As indicated in an article I wrote on May 3, 2016 regarding the withholding of death benefits by insurance companies, there have been some new developments. The insurance industry has had a long standing policy of holding death benefits if they were not contacted by the beneficiary. In other words, the burden was placed on the beneficiary to contact the company and make a claim. Many times, beneficiaries are unaware that they have been designated as a death benefit beneficiary. As a result, no claim was ever filed even though insurance companies have contact information related to the beneficiaries in their database. There was an attempt to obtain federal legislation to change the burden of contact to the insurance companies which was strongly opposed by the industry and its lobbyists. Unbelievably, the insurance companies opposed any change in the law which allowed them to use unclaimed benefits as reinvestment funds for their own gains.
Now, individual states are passing such legislation forcing the insurance companies licensed in their state to locate beneficiaries and pay them the death benefits they deserve. As a result, billions of dollars have been rightfully paid to the beneficiaries rather than utilized by the companies for their own gain.
Kemper Corp is leading the fight against the Florida and Illinois laws that require insurance companies to initiate contact with designated beneficiaries.

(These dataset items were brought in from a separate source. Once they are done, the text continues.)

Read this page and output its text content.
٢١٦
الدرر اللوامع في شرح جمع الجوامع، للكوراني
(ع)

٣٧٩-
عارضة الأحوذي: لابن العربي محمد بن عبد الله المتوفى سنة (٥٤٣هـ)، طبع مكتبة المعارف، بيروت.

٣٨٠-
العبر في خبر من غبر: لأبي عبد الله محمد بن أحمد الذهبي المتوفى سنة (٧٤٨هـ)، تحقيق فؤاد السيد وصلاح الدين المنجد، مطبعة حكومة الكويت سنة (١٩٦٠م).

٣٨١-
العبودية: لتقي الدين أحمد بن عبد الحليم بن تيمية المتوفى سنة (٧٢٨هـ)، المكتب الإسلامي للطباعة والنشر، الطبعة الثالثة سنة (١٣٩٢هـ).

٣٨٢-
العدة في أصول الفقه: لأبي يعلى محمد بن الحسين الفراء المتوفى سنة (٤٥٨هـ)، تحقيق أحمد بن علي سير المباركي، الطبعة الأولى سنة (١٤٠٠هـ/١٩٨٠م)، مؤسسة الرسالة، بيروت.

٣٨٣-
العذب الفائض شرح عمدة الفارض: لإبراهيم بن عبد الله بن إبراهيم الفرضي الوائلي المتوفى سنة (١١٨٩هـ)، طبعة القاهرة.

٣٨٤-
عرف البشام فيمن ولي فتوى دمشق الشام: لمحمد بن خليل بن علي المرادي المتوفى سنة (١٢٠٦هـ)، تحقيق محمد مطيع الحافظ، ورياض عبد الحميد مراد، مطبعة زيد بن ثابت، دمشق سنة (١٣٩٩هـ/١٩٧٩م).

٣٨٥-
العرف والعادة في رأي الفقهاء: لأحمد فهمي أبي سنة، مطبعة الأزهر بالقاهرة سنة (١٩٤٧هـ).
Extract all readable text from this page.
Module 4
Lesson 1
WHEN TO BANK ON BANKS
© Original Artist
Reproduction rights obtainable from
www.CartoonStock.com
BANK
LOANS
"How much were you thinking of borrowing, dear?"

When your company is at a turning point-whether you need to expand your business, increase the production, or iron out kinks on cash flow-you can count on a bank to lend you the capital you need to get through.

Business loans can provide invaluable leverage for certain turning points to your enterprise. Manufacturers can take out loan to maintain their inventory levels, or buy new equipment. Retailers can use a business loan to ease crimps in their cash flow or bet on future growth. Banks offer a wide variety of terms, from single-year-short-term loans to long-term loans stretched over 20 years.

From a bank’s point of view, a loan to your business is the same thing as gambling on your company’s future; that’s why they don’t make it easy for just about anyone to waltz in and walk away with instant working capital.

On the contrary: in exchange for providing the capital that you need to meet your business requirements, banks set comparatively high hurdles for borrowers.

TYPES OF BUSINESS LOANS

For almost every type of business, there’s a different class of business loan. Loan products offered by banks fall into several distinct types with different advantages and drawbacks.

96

Kemper has sued both states to retain their contractual provision requiring beneficiaries to initiate the claim. I have previously referred to this as “contractual theft”, especially since a beneficiary rarely sees a copy of the owner’s policy.
As previously recommended, clients should list all insurance policies, policy numbers and designated beneficiaries on a Schedule attached to the Family Trust/Living Trust. This is especially true if you own a Kemper life insurance policy. This will allow your Successor Trustee or Executor the necessary information to initiate a claim for the insurance beneficiary.